Yine de Anneler Gününüz Kutlu Olsun!



28 Nisan 2013 Pazar

ne mi oluyor?

-yedi gün yirmi dört saat içiyorum. (bunu yapmayı çok istiyorum, matara alacağım) -yedi gün yirmi dört saat çalışıyorum. -yazı yazmamak için, müzik dinlemeyi bıraktım. -elim hep bardağa uzanıyor. baş ucumda kitaplar dururdu, artık rom duruyor. -iki sayfa kitap okuyunca çok mutlu oluyorum. -uykularım delik deşik. (içtiğim zamanlar hariç) -insanlara hep çok güzel şarkılar var diyorum. -gerekmedikçe konuşmuyorum, sevdiklerimi daha çok seviyor, sevmediklerimden daha çok nefret ediyorum. -özlem denen şeyin damarlarımı sökercesine çekiştirmesinden rahatsız oluyorum. -eve geldim, babam kanepede uyuyordu, yerine yatırdım. 10 dakika sonra “seni görünce uykum kaçtı” diyerek önümden geçti. salonda son ses televizyon izliyor. -redbull ve rom çok yakışıyorlarmış. -what’s the matter with you lately? -haftaya tamamen yalnız olacağım, evde yalnız, şirkette yalnız (rüya gidiyor), sokakta yalnız. belki çarşamba arzu ve serhat gelecekler. o güzel olacak. serkan ve cana da salı günü gelecekler, balkonda çok denişik şeyler yapacağız. yine rom içeriz, ne denişiği. -biraz iyiye gitmelerdeyim. bir tek “yazma” konusunda dertlerim var. karaciğerimle de konuşmak lazım bir ara. o bu duruma ne diyor acaba.

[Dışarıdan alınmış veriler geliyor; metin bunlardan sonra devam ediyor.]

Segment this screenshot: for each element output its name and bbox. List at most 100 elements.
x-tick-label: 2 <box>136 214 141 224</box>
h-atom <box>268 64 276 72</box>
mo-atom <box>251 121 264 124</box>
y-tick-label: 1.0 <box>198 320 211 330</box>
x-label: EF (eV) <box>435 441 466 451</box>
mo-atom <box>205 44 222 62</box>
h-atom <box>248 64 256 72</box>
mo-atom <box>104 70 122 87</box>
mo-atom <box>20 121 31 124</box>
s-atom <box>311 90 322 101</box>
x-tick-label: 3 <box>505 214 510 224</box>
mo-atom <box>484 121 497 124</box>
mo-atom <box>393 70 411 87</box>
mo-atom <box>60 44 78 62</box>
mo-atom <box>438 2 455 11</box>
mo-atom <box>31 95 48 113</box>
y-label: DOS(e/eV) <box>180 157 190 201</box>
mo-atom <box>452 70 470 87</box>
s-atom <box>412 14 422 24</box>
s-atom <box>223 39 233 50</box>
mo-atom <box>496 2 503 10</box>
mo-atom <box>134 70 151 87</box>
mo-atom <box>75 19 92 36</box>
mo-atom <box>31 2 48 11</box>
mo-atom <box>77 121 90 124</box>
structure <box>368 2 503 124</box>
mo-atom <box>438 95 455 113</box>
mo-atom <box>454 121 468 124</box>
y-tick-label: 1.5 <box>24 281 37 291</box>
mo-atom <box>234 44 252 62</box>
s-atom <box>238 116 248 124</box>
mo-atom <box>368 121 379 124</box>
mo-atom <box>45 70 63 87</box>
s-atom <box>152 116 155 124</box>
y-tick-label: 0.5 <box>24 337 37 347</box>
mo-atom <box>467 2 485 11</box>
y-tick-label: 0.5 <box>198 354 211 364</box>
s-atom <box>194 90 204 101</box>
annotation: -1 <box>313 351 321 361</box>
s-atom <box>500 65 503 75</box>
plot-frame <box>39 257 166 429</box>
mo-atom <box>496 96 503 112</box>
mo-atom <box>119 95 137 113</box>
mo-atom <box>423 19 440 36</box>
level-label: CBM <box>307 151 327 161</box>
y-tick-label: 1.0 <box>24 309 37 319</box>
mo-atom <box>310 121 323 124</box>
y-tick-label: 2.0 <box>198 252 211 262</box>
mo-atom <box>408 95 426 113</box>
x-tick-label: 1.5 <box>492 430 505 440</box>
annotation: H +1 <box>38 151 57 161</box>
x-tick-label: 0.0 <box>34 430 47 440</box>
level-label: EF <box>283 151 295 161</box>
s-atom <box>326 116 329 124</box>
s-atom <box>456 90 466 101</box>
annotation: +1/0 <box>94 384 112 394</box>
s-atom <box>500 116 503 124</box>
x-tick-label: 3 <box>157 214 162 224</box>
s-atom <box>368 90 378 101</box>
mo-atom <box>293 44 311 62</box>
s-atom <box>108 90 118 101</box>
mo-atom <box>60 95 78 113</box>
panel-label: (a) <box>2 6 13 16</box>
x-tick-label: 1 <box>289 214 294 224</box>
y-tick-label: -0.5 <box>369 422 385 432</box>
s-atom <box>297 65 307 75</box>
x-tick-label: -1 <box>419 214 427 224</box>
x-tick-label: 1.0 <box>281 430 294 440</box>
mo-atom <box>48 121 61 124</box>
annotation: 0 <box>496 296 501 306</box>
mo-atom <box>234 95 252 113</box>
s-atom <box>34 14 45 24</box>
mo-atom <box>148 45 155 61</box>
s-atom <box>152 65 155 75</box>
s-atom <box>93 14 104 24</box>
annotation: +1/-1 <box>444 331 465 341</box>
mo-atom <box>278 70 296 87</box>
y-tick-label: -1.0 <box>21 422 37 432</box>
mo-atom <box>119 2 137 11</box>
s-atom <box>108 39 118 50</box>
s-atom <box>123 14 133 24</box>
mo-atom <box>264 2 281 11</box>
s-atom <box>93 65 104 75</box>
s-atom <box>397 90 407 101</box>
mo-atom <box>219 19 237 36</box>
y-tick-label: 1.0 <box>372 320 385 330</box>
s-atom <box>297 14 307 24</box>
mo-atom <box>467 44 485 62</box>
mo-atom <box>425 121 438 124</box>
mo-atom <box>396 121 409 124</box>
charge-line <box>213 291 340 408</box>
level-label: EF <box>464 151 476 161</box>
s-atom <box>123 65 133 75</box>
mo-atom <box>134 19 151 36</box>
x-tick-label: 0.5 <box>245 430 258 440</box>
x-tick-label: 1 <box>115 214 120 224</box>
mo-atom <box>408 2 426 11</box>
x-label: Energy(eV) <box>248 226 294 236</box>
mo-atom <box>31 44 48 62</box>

ali efe geliyor 9 mayıs'ta. küçücük ayakları olacak. ne kadar salak bir şey olacak ya. ben o olacağım, onun için olacağım. canım ali. 

cansu neler yazmış. neler öyle. 

26 Nisan 2013 Cuma

"Güzel şeyler düşünmeme rağmen
Ağlamak geçiyor içimden..."

Uzun koridorların sonunda açtığım kapılar bir ışık hüzmesiyle beni o kitaplardaki mavi yeşil cennet bahçelerine çıkarsaydı ne olurdu. Cevabım yine kendimde, hiçbirşey. Büyük bir tespit gelecek ardından ey okur, sıkı dur. Çünkü biz insanoğlu tatmin nedir bilmiyoruz. Bu bizim suçumuz mu, bence hayır. İnsan istek ve arzularının sonu yok. Hayatta en çok dilediğim şey diye aklından geçirdiğin, o an gerçekleşiverse biraz sonra ondan da sıkılacaksın. Ama hayal etmeden de yaşanmayacağı konusunda hemfikiriz. Yani sonsuz bir talep, imkanlar doğrultusunda arzlarla yola devam ediyoruz. Çok ekstrem değişimler olmadığı sürece böyle sürüp gidecek.

Oktay Rıfat'ın üstte yazdığım iki dizesi, 7 kelimeden oluşuyor ama içimde ilginç bir noktaya dokunuyor. Bunu neden yazdım. Bilmem. Belki şehre bir film gelir bir güzel orman olur yazılarda.